No verão excepcionalmente quente de 2016, uma bactéria que causa o antraz matou mais de 2.500 renas na remota Península de Yamal, na Sibéria, de acordo com um estudo.
Normalmente preso nas profundezas de uma camada de terra permanentemente congelada, ou permafrost, o patógeno antes adormecido acabou se espalhando para os seres humanos, tirando a vida de um menino de 12 anos e fazendo com que dezenas de outras pessoas ficassem doentes.
Alguns pesquisadores acreditam que o surto é um sinal do que está por vir. Como as mudanças climáticas aquecem rapidamente o Ártico, cientistas dizem que isso pode liberar uma onda de micróbios potencialmente letais que há séculos estão presos no gelo.
Essa ameaça está sendo destacada em "Navegando Novos Horizontes”, um relatório do Programa das Nações Unidas para o Meio Ambiente (PNUMA) e do Conselho Internacional de Ciência que explora os desafios emergentes para a saúde do planeta e o bem-estar humano.
“O fato de esses micróbios estarem presentes no permafrost significa que é difícil dizer o quanto esse problema pode ser disseminado ou perigoso”, diz Andrea Hinwood, cientista-chefe do PNUMA. “Mas há motivos para se preocupar”.

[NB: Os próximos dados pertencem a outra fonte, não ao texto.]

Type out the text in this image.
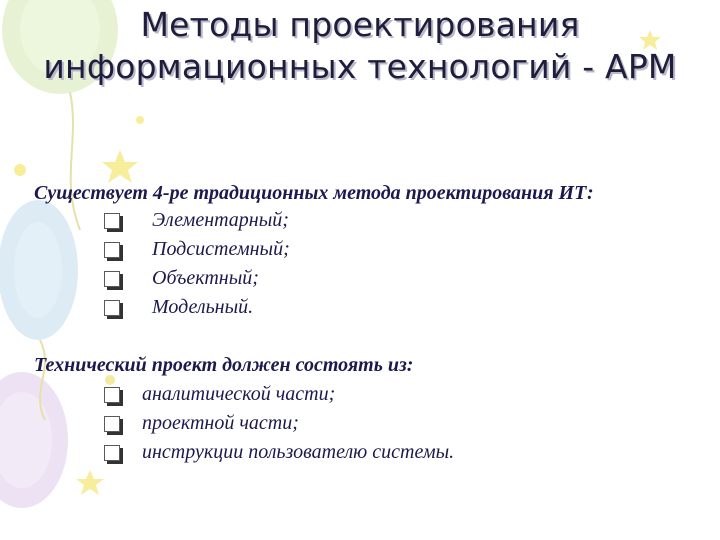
Методы проектирования информационных технологий - АРМ

Существует 4-ре традиционных метода проектирования ИТ:

Элементарный;
Подсистемный;
Объектный;
Модельный.

Технический проект должен состоять из:

аналитической части;
проектной части;
инструкции пользователю системы.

O Ártico, que se estende por 14 milhões de quilômetros quadrados em oito países, é coberto por uma camada espessa de permafrost, uma mistura congelada de solo, rochas, gelo e material orgânico. Entretanto, o Ártico está se aquecendo quatro vezes mais rápido do que o resto do globo, e o degelo do permafrost pode liberar bactérias e vírus antigos, dizem os especialistas. De acordo com um estudo publicado na revista "Environmental Sustainability" - Sustentabilidade Ambiental, em tradução direta -, estima-se que quatro sextilhões de micróbios - ou seja, um quatro seguido de 21 zeros - são liberados anualmente devido ao degelo do permafrost.
Alguns pesquisadores estão especialmente preocupados com o descongelamento de animais Árticos mortos há muito tempo, cujos corpos podem abrigar micróbios adormecidos. O surto siberiano foi rastreado até um cemitério de renas; muitos desses animais morreram há mais de 70 anos de antraz.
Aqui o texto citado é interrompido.